Бал безумцев - стр. 14
О том событии девушка вспоминала вслух редко, но если уж ей случалось о нем заговаривать, рассказ сводился к следующему: «От того, что тетушка меня наругала, было еще хуже, чем от того, что дядя меня изнасиловал».
В отделении истеричек она оказалась пациенткой, у которой припадки случались чаще и были тяжелее, чем у других. У Луизы обнаружились такие же симптомы, как у Августины – бывшей пациентки доктора Шарко, которая прославилась в Париже на его публичных лекциях. Почти каждую неделю у Луизы случались конвульсии и судороги, она падала, тряслась, выгибалась, теряла сознание. А иногда вдруг замирала, сидя на кровати, воздевала руки в исступленном восторге к небесам и взывала к Господу или к воображаемому любовнику. Интерес со стороны Шарко и успех на показательных сеансах гипноза, где она каждую неделю становилась звездой, привели Луизу к мысли, что она – новая Августина, и от этого ей сделалось легче, пребывание в больнице и воспоминания стали не такими тягостными. Кроме того, теперь у нее был Жюль. Уже три месяца Луиза твердо верила, что этот молодой интерн ее любит, что она его тоже любит, они скоро поженятся и уедут отсюда. Теперь ей нечего было бояться: она выздоровеет и наконец-то станет счастливой.

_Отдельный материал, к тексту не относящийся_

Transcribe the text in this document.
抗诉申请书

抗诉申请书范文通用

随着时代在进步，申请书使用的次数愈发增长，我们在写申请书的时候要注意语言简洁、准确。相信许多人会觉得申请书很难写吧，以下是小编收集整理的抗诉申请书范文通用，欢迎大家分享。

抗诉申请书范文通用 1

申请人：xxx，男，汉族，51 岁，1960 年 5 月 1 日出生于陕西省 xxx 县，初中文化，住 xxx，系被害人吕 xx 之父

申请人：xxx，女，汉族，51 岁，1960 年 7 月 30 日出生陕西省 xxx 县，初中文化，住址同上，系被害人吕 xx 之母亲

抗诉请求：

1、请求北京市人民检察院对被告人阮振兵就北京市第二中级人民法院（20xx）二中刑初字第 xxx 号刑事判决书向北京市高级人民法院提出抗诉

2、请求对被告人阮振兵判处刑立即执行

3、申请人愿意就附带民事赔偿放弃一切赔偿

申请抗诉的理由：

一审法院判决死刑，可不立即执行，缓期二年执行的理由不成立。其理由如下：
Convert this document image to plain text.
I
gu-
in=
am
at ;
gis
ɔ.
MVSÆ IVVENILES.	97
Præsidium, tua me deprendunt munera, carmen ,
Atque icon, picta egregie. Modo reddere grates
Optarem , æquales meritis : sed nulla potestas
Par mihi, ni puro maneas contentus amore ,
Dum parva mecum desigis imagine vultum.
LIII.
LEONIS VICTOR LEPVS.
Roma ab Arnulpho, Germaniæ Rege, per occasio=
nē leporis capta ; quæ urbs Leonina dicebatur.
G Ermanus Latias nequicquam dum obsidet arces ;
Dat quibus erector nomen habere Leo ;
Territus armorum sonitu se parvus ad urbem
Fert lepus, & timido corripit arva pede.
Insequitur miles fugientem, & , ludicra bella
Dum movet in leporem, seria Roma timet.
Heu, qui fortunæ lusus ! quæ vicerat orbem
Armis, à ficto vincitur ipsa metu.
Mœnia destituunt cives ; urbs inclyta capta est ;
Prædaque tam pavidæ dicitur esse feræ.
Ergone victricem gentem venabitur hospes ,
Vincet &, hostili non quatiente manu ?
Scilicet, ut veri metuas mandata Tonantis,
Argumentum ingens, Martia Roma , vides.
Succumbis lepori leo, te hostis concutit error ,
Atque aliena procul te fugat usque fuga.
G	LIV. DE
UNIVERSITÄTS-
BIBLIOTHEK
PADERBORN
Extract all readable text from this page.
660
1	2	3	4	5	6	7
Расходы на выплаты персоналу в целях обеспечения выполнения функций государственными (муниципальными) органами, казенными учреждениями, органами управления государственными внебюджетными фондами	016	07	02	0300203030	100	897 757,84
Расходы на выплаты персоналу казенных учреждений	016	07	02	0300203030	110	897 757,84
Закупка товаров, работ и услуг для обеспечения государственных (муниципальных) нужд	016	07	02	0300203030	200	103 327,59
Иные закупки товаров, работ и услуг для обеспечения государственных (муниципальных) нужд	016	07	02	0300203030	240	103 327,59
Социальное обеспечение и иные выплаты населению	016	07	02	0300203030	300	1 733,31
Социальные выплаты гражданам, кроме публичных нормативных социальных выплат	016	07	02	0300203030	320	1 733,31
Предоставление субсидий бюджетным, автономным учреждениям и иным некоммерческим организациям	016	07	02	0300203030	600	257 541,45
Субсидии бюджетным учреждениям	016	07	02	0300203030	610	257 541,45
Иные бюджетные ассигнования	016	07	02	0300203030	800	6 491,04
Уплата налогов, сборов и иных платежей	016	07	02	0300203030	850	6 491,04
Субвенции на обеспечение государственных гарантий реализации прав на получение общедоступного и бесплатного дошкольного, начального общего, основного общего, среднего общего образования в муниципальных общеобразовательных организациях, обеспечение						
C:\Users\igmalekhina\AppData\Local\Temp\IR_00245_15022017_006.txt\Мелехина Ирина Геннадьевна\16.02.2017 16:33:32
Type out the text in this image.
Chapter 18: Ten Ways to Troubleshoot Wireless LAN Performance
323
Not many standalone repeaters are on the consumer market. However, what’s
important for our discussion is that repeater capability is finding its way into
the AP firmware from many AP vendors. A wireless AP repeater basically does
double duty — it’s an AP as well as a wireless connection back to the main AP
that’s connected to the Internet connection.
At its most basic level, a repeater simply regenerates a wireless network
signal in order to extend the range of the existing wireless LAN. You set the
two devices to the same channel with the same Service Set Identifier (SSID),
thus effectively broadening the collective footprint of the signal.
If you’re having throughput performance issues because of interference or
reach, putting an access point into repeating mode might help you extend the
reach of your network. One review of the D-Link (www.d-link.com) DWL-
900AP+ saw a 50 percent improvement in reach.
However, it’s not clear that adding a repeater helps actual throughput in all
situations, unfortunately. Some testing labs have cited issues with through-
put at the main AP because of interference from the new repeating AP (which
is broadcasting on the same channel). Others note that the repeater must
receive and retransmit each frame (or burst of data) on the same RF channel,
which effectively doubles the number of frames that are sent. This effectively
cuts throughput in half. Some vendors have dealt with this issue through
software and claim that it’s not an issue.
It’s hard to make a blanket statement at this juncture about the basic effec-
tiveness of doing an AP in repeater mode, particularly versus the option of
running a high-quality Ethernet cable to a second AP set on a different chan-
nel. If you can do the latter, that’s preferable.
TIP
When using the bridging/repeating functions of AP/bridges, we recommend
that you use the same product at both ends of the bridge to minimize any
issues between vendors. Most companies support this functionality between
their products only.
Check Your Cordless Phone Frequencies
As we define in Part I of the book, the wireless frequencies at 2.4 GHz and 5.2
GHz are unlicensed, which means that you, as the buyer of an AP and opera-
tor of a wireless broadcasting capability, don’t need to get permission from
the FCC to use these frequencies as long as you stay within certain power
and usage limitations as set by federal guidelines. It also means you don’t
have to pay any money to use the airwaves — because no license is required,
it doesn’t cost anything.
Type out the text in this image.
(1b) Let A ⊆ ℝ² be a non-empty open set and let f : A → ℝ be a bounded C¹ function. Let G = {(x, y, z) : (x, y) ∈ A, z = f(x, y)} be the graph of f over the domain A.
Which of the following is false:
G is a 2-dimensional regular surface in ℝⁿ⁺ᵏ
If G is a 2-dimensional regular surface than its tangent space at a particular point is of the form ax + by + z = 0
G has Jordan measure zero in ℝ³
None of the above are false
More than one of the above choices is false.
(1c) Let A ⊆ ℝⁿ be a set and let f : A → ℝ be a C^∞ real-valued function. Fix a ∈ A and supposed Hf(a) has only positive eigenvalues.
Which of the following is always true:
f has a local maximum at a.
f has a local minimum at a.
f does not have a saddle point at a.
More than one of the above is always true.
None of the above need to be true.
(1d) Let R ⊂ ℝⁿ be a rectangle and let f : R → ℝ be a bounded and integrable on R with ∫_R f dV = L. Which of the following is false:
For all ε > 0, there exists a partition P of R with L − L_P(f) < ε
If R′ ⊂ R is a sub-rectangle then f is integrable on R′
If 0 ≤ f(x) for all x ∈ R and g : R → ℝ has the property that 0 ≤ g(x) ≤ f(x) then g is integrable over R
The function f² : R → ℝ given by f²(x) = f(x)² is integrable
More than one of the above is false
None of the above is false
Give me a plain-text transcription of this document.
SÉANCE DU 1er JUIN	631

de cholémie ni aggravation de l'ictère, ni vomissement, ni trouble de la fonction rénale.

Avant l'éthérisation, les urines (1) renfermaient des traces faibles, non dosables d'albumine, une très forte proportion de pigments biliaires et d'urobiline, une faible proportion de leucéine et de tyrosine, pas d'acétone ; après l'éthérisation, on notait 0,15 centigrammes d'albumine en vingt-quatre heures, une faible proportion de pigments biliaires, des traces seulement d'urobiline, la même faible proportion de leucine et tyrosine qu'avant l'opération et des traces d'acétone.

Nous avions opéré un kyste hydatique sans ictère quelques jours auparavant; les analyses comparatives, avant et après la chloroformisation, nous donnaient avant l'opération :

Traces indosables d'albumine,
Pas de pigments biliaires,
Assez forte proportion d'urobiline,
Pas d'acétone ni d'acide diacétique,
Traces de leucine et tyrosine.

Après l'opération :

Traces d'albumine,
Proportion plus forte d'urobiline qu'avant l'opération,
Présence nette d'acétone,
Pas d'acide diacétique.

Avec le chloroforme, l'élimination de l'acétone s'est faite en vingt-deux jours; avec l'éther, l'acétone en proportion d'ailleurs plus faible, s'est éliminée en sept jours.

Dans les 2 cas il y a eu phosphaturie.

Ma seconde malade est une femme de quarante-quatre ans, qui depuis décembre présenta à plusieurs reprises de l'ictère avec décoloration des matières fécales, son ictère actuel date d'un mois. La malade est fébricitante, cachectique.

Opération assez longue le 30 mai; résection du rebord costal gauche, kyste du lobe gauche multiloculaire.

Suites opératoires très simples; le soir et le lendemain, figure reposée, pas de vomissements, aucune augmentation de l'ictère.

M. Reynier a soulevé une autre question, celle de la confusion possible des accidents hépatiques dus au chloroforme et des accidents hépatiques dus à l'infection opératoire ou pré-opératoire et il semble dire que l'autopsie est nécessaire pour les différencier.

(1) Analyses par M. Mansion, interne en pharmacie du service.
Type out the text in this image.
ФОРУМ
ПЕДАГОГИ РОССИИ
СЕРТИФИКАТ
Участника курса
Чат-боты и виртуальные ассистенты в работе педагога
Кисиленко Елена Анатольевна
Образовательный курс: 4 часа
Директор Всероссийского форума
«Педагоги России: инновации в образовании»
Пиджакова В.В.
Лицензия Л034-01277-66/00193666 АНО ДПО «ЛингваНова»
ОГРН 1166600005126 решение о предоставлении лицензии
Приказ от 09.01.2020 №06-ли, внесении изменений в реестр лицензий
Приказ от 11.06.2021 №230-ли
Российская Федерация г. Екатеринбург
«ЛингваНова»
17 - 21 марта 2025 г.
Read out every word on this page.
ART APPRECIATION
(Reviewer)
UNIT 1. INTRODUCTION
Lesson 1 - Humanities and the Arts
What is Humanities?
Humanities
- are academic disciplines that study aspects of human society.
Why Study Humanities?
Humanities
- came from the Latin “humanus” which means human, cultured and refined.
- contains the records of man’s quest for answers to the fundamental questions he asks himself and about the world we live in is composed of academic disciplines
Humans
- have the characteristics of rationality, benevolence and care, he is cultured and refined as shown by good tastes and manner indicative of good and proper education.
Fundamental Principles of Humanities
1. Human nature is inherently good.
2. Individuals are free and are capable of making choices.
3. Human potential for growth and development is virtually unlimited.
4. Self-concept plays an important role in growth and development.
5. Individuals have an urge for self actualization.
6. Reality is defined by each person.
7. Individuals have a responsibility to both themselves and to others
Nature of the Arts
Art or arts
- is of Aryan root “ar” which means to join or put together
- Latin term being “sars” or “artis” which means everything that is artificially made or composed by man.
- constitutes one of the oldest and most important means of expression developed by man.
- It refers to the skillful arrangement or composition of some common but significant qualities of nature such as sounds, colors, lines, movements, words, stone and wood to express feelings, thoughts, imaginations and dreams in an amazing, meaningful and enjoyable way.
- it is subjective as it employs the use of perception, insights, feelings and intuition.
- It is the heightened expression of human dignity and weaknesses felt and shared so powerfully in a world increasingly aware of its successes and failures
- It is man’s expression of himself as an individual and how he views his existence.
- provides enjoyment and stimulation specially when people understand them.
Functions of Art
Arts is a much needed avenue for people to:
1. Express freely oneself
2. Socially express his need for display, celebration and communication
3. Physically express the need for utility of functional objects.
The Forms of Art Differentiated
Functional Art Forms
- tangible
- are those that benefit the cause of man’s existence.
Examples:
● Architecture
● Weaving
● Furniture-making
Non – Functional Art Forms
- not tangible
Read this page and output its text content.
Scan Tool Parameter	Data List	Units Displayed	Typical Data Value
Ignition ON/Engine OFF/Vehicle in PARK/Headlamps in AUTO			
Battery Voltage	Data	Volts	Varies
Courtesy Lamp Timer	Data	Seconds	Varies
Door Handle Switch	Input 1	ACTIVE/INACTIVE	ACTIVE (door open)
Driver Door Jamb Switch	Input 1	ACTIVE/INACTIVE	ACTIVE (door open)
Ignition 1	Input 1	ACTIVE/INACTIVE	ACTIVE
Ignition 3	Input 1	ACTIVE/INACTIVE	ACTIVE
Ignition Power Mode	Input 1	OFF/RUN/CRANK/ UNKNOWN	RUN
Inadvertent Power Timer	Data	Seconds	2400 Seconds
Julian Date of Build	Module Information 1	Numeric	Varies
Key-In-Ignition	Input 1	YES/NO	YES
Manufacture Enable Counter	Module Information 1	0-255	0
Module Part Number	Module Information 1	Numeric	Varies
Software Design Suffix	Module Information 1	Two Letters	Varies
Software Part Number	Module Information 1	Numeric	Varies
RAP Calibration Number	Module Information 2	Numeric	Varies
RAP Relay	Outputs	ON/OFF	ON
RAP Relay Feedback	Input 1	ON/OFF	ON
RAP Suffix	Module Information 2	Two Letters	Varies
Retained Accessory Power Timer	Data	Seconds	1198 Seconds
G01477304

В дортуаре Женевьева идет вдоль рядов аккуратно застеленных коек, проверяя, все ли спокойно, чинно и гладко. От ее взора не укрылось, что Луиза только что вошла из коридора, и если бы сестра-распорядительница позволила себе повнимательнее относиться к пациенткам, она непременно заметила бы потерянный взгляд девушки и кулаки, прижатые к бедрам.
– Луиза, где ты была?
– Забыла брошку в столовой, сходила за ней.
– Кто дал тебе разрешение покидать дортуар без сопровождения?
– Это я. Женевьева, не сердитесь.
Женевьева оборачивается к Терезе – та отложила вязание и спокойно встретила взгляд сестры-распорядительницы. Женевьева строит недовольную мину:
– Сколько раз вам повторять, Тереза? Вы пациентка, а не санитарка.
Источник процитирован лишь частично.